Wednesday, August 28, 2013

最安全国家

不知道有没有人看过那个在机场播放的影片, start with welcome to the safest country in southeast asia。
上个星期我去机场接我家男人时候看见了这个短片, 我不记得当时我是什么表情, 只记得看完短片, 我回过头看到那个盯着我看的男人的表情。
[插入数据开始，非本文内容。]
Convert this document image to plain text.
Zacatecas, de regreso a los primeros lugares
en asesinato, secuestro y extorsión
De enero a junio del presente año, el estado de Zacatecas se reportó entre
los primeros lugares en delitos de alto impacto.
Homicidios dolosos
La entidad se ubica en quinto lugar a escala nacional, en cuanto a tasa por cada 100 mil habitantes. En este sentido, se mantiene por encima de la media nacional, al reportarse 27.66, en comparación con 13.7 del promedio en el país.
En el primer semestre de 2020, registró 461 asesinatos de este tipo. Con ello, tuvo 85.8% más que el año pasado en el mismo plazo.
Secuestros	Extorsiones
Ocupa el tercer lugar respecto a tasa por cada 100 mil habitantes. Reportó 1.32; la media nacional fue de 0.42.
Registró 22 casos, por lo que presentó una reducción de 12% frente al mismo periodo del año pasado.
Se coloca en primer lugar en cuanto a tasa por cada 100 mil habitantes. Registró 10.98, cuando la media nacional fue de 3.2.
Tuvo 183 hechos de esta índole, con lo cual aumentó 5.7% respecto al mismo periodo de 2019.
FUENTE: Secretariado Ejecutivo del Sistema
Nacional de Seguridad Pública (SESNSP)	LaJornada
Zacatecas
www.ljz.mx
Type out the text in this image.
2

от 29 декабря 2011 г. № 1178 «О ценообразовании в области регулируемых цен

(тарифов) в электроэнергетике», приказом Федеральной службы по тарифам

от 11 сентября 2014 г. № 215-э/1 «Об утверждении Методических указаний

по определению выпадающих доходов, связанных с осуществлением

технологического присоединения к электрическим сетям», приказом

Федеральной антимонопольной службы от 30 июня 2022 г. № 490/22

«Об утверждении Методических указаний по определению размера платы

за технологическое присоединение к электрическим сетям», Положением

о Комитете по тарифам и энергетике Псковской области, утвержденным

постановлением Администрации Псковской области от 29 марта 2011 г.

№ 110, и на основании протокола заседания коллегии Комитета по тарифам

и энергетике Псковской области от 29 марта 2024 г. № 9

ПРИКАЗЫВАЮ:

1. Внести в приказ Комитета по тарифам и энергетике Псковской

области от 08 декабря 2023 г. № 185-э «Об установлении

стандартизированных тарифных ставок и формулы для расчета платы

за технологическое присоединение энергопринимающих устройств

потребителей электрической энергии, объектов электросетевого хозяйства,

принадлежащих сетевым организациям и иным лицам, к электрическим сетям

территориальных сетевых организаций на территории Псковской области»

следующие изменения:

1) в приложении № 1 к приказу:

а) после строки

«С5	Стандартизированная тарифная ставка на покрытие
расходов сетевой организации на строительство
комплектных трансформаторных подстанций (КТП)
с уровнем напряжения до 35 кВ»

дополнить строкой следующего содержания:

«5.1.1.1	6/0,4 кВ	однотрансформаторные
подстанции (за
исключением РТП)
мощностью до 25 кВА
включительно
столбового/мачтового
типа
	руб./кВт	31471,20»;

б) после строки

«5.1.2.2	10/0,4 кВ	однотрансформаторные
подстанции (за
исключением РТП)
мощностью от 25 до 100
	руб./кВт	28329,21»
我想, 我看荧幕时候的表情一定很难看

我确实觉得很讽刺
到底是什么样的人有那样子的厚脸皮会那样self claim !!!
甚至比新国还要安全?
我的天啊 (翻白眼)
我国的安全治安水平在外国人的眼里都烂死了 还有服务业的专业和态度都没有很好的评价好吗?

辛勤的警察先生们一天到晚就光在路上设路障, 搾搾搾可怜人的钱。
去扫那些永远抓不到人的毒品舱, 我问, 那个刑事科的证据房里的毒品都怎么处理了? 大戏演完了, 物归原主了吗?
花一堆预算摆什么pondok结果有掠夺案发生, 他们装没看见, 受害者事后追究, 他们说不知道没看见。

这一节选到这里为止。